Unless they sell lots of these new HD DirecTivos, I wouldn't expect any significant enhancements or new features to be added.


----------



## dirk1843 (Jul 7, 2003)

llarch said:


> No whole-home DVR (MRV)
> No web video access (YouTube)
> No iPad app support
> No 3D support
> ...


YMMV.....but for me:

YouTube......who cares?
iPad support.....again who cares?
3D....flash in the pan
HD GUI......would be nice, but my HDTiVo doesn't have it
HR24 hardware...again, you won't miss what you never had

I don't mean to sound like these don't matter to ANYONE, but for TiVo fans who simply want the best DVR they can get, those features are meaningless.

I just wanted to add to the list:

NO: NetFlix or Pandora.

These are both something I use.
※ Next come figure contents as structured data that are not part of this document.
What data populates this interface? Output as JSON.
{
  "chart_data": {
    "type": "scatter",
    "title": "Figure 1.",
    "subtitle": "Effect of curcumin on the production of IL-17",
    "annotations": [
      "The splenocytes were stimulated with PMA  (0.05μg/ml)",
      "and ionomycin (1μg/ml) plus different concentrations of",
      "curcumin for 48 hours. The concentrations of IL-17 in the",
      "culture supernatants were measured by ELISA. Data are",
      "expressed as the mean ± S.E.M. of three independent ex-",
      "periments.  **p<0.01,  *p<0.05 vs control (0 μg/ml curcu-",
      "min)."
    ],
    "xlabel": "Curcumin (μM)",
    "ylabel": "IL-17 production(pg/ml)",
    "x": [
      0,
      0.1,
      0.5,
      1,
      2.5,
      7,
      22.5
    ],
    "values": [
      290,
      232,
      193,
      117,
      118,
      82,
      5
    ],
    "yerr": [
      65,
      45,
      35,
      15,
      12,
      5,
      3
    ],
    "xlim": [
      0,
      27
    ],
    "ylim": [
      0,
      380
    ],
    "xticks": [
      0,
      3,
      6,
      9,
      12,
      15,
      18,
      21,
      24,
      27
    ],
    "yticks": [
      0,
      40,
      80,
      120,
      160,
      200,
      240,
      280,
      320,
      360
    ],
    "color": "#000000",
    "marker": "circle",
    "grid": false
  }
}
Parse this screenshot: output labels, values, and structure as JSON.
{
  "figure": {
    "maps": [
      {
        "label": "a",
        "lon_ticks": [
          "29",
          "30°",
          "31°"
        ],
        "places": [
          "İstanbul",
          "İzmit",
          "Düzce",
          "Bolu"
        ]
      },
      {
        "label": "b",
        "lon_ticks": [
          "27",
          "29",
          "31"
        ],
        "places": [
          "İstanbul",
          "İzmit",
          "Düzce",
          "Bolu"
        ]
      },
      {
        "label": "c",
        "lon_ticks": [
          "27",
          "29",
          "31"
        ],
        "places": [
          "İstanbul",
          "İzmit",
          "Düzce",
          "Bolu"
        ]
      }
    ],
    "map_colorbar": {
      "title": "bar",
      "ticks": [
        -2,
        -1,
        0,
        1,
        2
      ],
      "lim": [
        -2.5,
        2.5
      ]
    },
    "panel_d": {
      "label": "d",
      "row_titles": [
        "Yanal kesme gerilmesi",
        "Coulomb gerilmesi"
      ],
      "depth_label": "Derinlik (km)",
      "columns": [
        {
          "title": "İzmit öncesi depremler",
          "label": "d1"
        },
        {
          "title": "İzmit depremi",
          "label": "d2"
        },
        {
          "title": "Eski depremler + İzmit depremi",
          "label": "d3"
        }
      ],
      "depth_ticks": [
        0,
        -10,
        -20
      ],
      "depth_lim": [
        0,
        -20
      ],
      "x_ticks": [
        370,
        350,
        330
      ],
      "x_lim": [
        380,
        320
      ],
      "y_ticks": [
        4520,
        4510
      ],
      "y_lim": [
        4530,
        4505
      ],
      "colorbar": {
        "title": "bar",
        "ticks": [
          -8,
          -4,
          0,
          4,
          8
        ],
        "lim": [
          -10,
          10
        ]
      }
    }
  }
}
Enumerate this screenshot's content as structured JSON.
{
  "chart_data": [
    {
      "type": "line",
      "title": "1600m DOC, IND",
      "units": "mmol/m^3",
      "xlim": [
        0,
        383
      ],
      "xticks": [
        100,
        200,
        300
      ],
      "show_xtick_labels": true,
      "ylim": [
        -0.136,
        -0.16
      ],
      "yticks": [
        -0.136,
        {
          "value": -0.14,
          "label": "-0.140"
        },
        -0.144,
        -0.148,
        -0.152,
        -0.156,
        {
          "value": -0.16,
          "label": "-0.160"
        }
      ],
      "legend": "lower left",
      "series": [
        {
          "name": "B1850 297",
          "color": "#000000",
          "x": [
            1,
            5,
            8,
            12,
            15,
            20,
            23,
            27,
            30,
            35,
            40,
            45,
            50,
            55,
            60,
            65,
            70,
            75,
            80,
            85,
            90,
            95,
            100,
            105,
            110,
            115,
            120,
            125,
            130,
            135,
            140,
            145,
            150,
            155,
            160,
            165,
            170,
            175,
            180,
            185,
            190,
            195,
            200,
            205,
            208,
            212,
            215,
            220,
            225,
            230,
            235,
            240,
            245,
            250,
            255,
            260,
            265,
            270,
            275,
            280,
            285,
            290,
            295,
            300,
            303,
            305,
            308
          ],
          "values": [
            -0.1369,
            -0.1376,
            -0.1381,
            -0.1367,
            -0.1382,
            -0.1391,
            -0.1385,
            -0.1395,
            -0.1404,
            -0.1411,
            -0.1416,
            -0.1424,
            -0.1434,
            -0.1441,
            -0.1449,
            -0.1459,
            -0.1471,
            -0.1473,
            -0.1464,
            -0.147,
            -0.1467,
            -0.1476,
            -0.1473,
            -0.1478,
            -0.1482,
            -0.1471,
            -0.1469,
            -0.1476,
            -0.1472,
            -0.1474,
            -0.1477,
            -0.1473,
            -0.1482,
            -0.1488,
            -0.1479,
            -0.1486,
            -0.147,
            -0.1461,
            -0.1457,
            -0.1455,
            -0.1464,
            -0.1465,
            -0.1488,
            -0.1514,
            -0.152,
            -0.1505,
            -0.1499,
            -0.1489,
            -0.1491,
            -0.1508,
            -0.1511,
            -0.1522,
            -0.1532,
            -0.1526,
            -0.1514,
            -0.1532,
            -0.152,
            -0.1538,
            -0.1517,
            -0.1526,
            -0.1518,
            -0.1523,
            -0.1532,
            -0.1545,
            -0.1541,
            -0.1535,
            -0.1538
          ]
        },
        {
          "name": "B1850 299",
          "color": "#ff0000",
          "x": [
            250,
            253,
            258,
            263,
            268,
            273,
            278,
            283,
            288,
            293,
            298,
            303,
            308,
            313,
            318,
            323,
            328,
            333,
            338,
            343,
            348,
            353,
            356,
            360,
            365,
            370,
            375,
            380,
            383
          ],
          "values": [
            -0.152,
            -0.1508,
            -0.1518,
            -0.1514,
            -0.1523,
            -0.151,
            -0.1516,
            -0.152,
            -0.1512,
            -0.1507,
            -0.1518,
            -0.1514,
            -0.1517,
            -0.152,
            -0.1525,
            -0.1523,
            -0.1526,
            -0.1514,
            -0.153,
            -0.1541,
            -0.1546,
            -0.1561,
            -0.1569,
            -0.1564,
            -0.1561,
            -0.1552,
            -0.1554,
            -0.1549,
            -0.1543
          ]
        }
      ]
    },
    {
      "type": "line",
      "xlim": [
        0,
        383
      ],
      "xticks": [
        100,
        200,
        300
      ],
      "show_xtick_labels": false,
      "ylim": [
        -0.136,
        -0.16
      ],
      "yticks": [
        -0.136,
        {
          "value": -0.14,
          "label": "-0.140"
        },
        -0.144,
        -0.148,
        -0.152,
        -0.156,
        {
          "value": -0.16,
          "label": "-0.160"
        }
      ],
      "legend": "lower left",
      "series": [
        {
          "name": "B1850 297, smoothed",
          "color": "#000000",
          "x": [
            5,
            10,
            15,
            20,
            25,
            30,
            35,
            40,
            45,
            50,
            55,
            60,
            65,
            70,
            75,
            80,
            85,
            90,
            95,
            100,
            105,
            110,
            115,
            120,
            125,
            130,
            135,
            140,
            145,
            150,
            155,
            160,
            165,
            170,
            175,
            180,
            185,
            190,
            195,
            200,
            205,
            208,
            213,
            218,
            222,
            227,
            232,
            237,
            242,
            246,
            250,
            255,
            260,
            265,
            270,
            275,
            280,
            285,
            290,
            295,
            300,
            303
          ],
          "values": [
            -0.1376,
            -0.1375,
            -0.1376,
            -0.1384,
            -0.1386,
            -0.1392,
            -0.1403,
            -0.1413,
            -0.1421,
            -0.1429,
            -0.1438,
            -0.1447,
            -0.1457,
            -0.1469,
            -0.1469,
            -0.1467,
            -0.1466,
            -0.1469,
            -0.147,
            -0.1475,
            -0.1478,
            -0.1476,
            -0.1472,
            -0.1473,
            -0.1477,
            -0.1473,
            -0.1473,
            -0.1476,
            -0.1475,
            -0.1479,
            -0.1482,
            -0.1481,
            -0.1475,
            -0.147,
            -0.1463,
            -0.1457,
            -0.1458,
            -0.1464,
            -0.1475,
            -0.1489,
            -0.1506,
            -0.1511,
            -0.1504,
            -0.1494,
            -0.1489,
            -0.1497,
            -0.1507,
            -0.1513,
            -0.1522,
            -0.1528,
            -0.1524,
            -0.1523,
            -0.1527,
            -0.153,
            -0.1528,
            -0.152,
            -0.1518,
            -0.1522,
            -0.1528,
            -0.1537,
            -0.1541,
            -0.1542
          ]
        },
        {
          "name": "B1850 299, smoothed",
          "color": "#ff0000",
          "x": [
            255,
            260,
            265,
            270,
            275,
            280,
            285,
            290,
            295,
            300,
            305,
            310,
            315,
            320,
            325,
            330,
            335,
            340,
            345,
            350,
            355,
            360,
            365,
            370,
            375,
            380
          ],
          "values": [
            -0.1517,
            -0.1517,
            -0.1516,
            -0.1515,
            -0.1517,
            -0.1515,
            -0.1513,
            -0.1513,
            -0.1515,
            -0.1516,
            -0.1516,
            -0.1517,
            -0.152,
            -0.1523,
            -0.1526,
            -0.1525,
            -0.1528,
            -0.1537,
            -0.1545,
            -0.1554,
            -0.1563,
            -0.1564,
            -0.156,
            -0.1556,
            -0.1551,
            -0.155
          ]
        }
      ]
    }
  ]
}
However Pandora is better on my Oppo BluRay, BUT out of all the ways I have to watch NetFlix streaming, TiVo is always my "go-to". I would miss that, but do have other sources......and NetFlix is low on my list of favorite things anymore.


----------



## BOBCAT (Nov 28, 2002)

Just ordered my THR-22 from D*.
The installer will be here on the 13th.
Sense it was a new equipment order, had to commit to another 24 months of service which it no big deal as I'm not going anywhere.
I have lifetime DVR service so the THR-22 is covered under that. Just had to pay for the additional receiver which was $6. 
Will post again with some details about it after it arrives.


----------